Changing and migrating persistence structure
Hi, [I posted this to zodb-dev, but it seems that list isn't working at the moment(?) so I thought I'd try here too] I have a package (plone.registry) that currently has a persistent structure like this: Registry(Persistent) | +--> Records(Persistent) | +--> BTree of Record(Persistent) | +--> PersistentField(Persistent) That is, a Registry is a persistent object containing a persistent Records object that in turn contains a BTree of persistent Record objects that contain a persistent PersistentField and a primitive value. This is quite inefficient, though, because it results in a lot of object loads. On any given request, some of our projects load a dozen or more values from the registry. Each is just a simple primitive, but we need to load the full shebang to make it work. Now, I'd like to move to this structure: Registry(Persistent) | +--> Records | +--> BTree of Field | +--> BTree of values Here, there's only one Persistent object, plus the two BTrees: one holding all the fields and one holding all the values. Records no longer needs to be persistent (its attributes become part of the parent Registry's _p_jar). Fields no longer need to be persistent either, since they are in effect immutable objects. Values are primitives anyway. I've done this (in a branch) and it works for new sites. However, I'm having a nightmare trying to migrate old sites. As soon as I access anything that uses the registry, I get ZODB errors, because the persistent structure is now different. In particular, it's trying to read a value into e.g. a Records object that used to derive from Persistent, but now no longer does. What is the best way to manage this type of migration? In terms of API compatibility, I'd really like to keep plone.registry.Record as the name and module path of the record, since it is used by the API. The difference is that before it was persisted and returned by an API on the Registry. Now, it's constructed as needed on the fly from the internal data structure. The same applies to the various field types that derive from PersistentField, which are now Persistent, but won't be. There's code and documentation out there that use these. I'm less worried about the Records object, which was always an implementation detail, and the BTree-of-records, which will never have been accessed directly. Cheers, Martin
On Thu, Aug 5, 2010 at 2:36 AM, Martin Aspeli <optilude+lists@gmail.com> wrote: ...
I have a package (plone.registry) that currently has a persistent structure like this:
Registry(Persistent) | +--> Records(Persistent) | +--> BTree of Record(Persistent) | +--> PersistentField(Persistent)

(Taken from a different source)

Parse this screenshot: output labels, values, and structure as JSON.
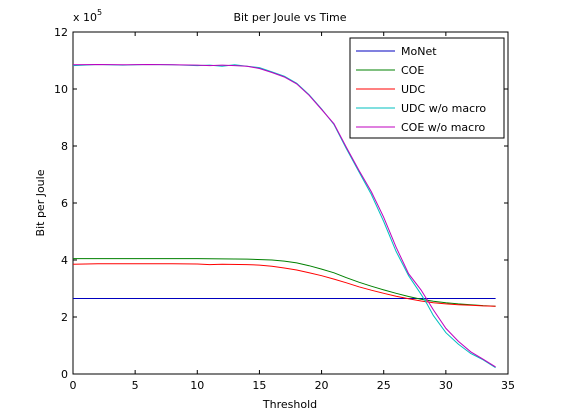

That is, a Registry is a persistent object containing a persistent Records object that in turn contains a BTree of persistent Record
Since BTrees are mapping, I assume that you mean the values are records and that the keys are something boring like strings or integers. I like to use mathematical notation when talking about BTrees and sets, as in: Registry BTree {? -> Record}
objects that contain a persistent PersistentField and a primitive value.
This is quite inefficient, though, because it results in a lot of object loads. On any given request, some of our projects load a dozen or more values from the registry. Each is just a simple primitive, but we need to load the full shebang to make it work.
Not sure what you mean by "full shebang".
Now, I'd like to move to this structure:
Registry(Persistent) | +--> Records | +--> BTree of Field | +--> BTree of values
I'm foggy on what "field" and "value" are here or what your queries are doing. Maybe this is just a distraction.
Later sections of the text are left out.